Tout le groupe est en éveil pour tenter de repérer celui qui a fait ça… quelques courtes minutes suffiront pour le trouver. C’est bien un ours polaire, il marche dans la toundra à côté du camp et se couche à environ 300m de nos tentes.

Nous rentrons donc en évitant de croiser son chemin et en étant extrêmement vigilant. Arrivés au camp nous constatons les dégâts… visiblement il aime la confiture mais il s’est blessé avec le pot en verre qu’il a dû éclater dans sa gueule, il y a du sang visible à plusieurs endroits. En revanche il n’a pas apprécié nos tentes puisque notre tipi est inutilisable et 5 tentes sur 6 sont déchirées. Etant donné que c’est notre dernière nuit et que le bateau nous récupère le lendemain matin nous décidons de passer une dernière nuit dans nos tentes aux nombreuses aérations… au moins il n’y aura ni odeur, ni condensation alors encore merci l’ours pour cette brillante idée.

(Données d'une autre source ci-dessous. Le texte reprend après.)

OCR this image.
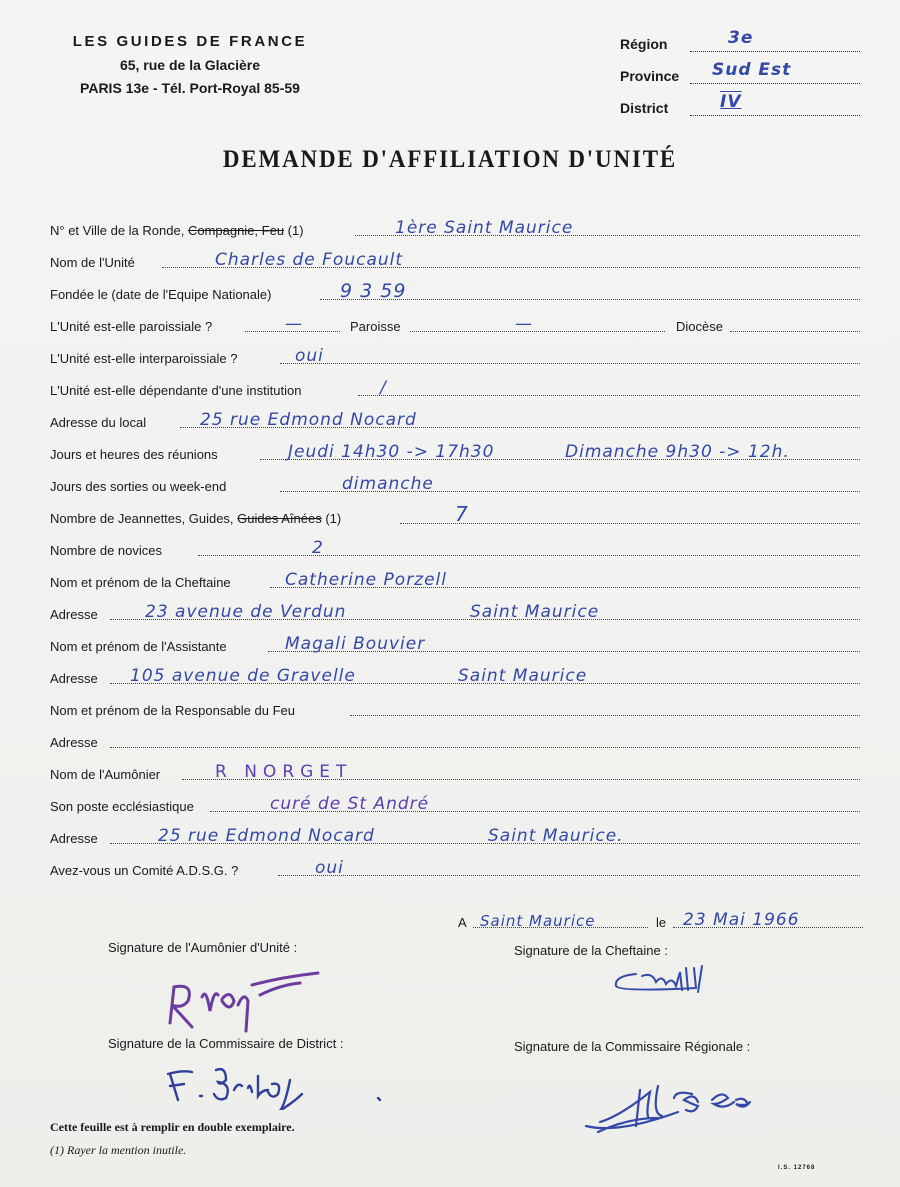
LES GUIDES DE FRANCE
65, rue de la Glacière
PARIS 13e - Tél. Port-Royal 85-59
Région	3e
Province Sud Est
District	IV
DEMANDE D'AFFILIATION D'UNITÉ
N° et Ville de la Ronde, Compagnie, Feu (1)	1ère Saint Maurice
Nom de l'Unité	Charles de Foucault
Fondée le (date de l'Equipe Nationale)	9 3 59
L'Unité est-elle paroissiale ?	—	Paroisse	—	Diocèse
L'Unité est-elle interparoissiale ?	oui
L'Unité est-elle dépendante d'une institution	/
Adresse du local	25 rue Edmond Nocard
Jours et heures des réunions	Jeudi 14h30 -> 17h30	Dimanche 9h30 -> 12h.
Jours des sorties ou week-end	dimanche
Nombre de Jeannettes, Guides, Guides Aînées (1)	7
Nombre de novices	2
Nom et prénom de la Cheftaine	Catherine Porzell
Adresse	23 avenue de Verdun	Saint Maurice
Nom et prénom de l'Assistante	Magali Bouvier
Adresse 105 avenue de Gravelle	Saint Maurice
Nom et prénom de la Responsable du Feu
Adresse
Nom de l'Aumônier	R NORGET
Son poste ecclésiastique	curé de St André
Adresse	25 rue Edmond Nocard	Saint Maurice.
Avez-vous un Comité A.D.S.G. ?	oui
A Saint Maurice	le 23 Mai 1966
Signature de l'Aumônier d'Unité :	Signature de la Cheftaine :
Signature de la Commissaire de District :	Signature de la Commissaire Régionale :
Cette feuille est à remplir en double exemplaire.
(1) Rayer la mention inutile.
I.S. 12768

Vers 19h notre ours se remet en marche vers nous… puis décide de s’arrêter à une quarantaine de mettre de nous après avoir tiré avec le « flare-gun » : un pistolet d’alarme qui tir des cartouches qui font uniquement une explosion sonore pour effrayer l’ours. Le bruit sur les gamelles et les 4 tirs de flare-gun l’auront dissuadé de venir jusqu’à nous. Malgré tout je reste très méfiant car finalement aucun des tirs ne l’a réellement effrayé, celui-ci ne semblait pas du tout perturbé par le bruit de la détonation mais seulement importuné par la fumée.

Le point positif de cette intrusion sur le camp une magnifique séance photo pour certain et surtout un groupe qui reste calme et qui ne panique pas en situation de danger. D’ailleurs à peine l’ours parti, la vie sur le camp reprend et c’est l’heure de cuisiner: au menu boulettes de viande avec des spaghettis et en dessert des chamallows grillés au feu de bois.  Après ce bon repas et toutes ces émotions il est temps d’aller se reposer car j’ai le pressentiment que la nuit risque d’être perturbée par notre voisin. Alors que Victor et Thomas montent la garde, ils me réveillent brutalement à 23h55 pour m’avertir que l’ours revient. Tout le monde se lève attrape sa gamelle pour faire du bruit et le dissuader à nouveau. Malheureusement cette fois ci rien ne l’arrête, ni le bruit, ni les tirs de flare-gun.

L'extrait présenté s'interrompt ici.